We approached the new extension with a certain amount of trepidation. There's no denying it had been built to create an impression. Exactly what impression is very personal and subjective. I was so pleased with what I had seen so far that I couldn't wait to get inside and see what it was all about.


  1. Jean,
    The Chateau looks very impressive and the fact that you enjoyed investigating it without hoards of tourists is even better.
    I remember Sue and I enjoyed many parts of Burgundy without the hoards, especially Abbaye de Fontenay where we met a couple with an Irish Setter that enjoyed chasing fish in the ponds. Then there was the Italian lady, all in pink that drove a pink Fiat Bambino. And that was about all of us that were there at the time.
    Yes, even though we are tourists, its nice that there are not so many to spoil the ambience......

  2. Leon - having a full view of things without peering over other peoples' heads on tiptoe is always satisfying.

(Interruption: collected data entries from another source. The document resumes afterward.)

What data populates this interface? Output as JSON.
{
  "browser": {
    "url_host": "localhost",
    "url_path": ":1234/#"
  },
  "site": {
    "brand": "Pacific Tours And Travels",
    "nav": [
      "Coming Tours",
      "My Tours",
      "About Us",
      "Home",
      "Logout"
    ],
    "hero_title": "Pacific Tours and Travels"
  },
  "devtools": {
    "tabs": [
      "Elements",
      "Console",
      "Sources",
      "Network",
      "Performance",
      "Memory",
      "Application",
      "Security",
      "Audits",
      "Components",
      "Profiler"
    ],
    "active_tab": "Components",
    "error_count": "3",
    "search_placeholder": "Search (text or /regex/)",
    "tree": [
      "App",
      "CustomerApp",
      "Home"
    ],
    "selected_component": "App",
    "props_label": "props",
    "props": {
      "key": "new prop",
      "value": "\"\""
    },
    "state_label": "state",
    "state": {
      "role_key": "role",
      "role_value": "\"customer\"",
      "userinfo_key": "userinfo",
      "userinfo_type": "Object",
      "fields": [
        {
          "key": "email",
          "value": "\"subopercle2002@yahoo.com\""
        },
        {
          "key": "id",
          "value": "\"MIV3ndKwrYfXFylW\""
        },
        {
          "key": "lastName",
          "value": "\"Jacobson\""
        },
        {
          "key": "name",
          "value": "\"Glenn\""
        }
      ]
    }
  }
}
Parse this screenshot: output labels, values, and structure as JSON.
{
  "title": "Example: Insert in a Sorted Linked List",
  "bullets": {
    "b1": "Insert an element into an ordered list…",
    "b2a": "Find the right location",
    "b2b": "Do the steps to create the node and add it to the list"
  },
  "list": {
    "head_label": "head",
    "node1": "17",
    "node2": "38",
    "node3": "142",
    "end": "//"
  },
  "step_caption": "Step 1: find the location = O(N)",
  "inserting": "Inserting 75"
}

Also not bumping into others, listening to their conversations or trampling on their children as they run around is good too.
    Not that we're completely antisocial or anything.
    Although, now I think about it.....

  3. When we went to the museum I barely noticed the architecture of the new part and now that I've seen your photo of it, I'm glad. The rest of the buildings and grounds are terrific and photos from here made our top 100 list (I had to cut 600 photos because nobody would sit through all of them.)

  4. Jean, Okay, I'm beginning to see what the architects were trying to achieve. Maybe I should visit the château myself to be totally convinced. Martine

  5. Martine - trust me, once you are inside, you will love it. You will see why in the next blog.

    If you are planning a visit, let's try to get together. I would love to show you round our lovely village and we could have an apero on our little terrace.